Alex was thirty seconds behind it.
"You're all right? You're okay?" His arms came around her hard, and the veteran cop buried his face in her hair. "Did he hurt you, baby?"
"No. I don't think. I'm dizzy."
"Sit down, honey. Sit right here." He helped her to the building's stoop. "Head between the knees, that's a girl. Take it slow. Get upstairs," he ordered the uniform. "Get that lowlife out of my niece's apartment. Book him on assault with a deadly, attempted rape. I want the knife measured. If it's over the legal limit, slap him with that, too."
"He said Reece told him to," Freddie said dully.
"Don't worry, we'll take care of it. I'll take you to the hospital. I won't leave you alone there."
"I don't need the hospital." She lifted her head again. The wavering dizziness had passed, but she still felt oddly light-headed. "He cut me a little, I think." Testing, she brushed her fingers over her side, stared dumbly at the smear of red.
In a flash, she was cradled in Alex's arms. "The hospital," he said again.
"No, please. It's not deep. It stings some, but it's almost stopped bleeding. It just needs a bandage."
At the moment, he would have indulged her in anything. Still holding her, he looked up as two of his men carried out a limp and bleeding Jack.
He couldn't take her back upstairs, Alex thought. And he wanted her away from the perp and the crime scene. "Okay, honey. The bar's close by. I'll take you there, and we'll have a look. If I don't like what I see, your next stop's the ER."

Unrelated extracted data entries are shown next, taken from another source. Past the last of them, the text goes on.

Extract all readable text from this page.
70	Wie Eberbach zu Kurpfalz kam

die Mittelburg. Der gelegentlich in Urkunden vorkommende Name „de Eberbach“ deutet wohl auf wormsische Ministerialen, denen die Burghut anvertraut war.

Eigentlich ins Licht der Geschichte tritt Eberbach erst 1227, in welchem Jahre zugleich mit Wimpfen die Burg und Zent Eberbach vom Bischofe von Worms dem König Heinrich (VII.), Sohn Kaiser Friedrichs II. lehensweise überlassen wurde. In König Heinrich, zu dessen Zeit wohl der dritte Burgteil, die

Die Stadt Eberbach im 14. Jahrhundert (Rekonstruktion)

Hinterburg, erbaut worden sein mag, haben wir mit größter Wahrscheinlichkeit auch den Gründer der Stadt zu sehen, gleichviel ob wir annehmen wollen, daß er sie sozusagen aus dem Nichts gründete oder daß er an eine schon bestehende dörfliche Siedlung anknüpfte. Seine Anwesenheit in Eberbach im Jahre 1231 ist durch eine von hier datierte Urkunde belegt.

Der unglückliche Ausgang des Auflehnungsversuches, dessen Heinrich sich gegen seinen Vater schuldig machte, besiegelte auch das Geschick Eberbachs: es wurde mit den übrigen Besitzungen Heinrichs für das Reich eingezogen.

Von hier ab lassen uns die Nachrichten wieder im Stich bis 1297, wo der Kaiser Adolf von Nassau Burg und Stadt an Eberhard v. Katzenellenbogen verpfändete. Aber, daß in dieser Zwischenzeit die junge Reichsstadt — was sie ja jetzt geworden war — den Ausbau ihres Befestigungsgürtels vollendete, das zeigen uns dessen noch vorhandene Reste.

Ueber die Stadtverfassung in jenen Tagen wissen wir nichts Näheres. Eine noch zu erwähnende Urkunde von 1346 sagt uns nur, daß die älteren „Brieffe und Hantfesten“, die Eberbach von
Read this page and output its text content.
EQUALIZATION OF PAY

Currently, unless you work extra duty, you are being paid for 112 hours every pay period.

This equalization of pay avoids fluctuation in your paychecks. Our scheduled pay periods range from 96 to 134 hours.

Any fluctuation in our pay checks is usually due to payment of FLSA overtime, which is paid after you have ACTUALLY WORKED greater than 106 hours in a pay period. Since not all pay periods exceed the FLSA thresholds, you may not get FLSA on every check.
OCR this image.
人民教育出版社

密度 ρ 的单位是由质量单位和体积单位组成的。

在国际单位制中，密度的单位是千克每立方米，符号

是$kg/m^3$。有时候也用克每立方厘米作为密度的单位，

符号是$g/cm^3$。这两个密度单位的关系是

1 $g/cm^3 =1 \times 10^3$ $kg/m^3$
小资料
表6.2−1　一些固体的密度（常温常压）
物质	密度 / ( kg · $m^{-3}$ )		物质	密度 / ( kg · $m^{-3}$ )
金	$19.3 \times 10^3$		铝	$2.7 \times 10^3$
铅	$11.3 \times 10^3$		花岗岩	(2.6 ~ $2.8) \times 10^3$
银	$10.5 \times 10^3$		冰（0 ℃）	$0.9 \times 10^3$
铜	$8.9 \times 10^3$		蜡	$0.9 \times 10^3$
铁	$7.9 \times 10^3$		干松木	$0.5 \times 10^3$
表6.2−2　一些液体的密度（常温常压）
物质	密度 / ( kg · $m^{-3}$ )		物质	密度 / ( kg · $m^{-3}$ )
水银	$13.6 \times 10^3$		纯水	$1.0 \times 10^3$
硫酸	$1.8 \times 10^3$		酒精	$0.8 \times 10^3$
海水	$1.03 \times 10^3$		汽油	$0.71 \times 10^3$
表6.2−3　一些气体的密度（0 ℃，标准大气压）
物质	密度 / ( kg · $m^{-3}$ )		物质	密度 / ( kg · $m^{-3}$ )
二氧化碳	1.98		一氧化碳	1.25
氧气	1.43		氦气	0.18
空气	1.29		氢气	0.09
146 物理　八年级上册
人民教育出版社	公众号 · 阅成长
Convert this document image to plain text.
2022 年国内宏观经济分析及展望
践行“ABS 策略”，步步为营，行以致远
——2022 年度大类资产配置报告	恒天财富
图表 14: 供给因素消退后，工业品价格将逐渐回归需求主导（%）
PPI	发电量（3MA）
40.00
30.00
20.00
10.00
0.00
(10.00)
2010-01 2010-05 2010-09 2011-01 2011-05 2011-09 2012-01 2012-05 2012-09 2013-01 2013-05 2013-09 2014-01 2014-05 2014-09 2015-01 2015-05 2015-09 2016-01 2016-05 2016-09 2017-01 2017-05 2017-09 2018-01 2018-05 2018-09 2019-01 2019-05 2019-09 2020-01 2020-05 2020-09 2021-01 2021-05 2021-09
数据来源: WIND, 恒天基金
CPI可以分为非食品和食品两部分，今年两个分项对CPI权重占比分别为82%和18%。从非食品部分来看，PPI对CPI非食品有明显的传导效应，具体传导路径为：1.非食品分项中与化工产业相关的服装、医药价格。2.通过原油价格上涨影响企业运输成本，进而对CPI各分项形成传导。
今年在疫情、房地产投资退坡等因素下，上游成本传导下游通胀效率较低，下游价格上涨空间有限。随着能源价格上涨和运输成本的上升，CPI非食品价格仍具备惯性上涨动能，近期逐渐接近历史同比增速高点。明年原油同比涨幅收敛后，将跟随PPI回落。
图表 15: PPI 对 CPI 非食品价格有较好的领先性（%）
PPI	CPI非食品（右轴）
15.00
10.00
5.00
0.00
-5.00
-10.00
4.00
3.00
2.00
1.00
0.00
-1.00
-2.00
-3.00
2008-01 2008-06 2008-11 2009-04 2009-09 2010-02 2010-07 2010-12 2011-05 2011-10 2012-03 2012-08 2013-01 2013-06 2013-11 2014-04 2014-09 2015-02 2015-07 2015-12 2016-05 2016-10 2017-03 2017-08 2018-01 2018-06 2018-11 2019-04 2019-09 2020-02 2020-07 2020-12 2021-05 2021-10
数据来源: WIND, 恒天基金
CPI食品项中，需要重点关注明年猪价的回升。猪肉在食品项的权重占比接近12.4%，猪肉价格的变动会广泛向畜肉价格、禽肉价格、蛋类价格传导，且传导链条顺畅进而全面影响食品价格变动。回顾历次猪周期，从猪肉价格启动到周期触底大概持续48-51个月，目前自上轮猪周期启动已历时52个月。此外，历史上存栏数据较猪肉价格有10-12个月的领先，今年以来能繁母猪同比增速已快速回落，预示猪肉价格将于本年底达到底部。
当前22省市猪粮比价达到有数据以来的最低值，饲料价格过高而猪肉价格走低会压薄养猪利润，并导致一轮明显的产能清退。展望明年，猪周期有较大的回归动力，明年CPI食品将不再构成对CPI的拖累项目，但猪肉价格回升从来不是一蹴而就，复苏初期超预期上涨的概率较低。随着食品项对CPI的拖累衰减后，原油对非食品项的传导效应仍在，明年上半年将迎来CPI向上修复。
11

"All right." She let her head rest on his shoulder, discovering that all she really wanted to do was sleep.
"This creep needs a doctor," one of the officers told Alex. "He needs one bad."
"Take him in, then, see that he gets fixed up. I want him in shape when I lock him in a cell."
All Freddie remembered from the short trip to Lower the Boom was Alex's soothing voice. It reminded her of being rocked when she was a child and had the chicken pox.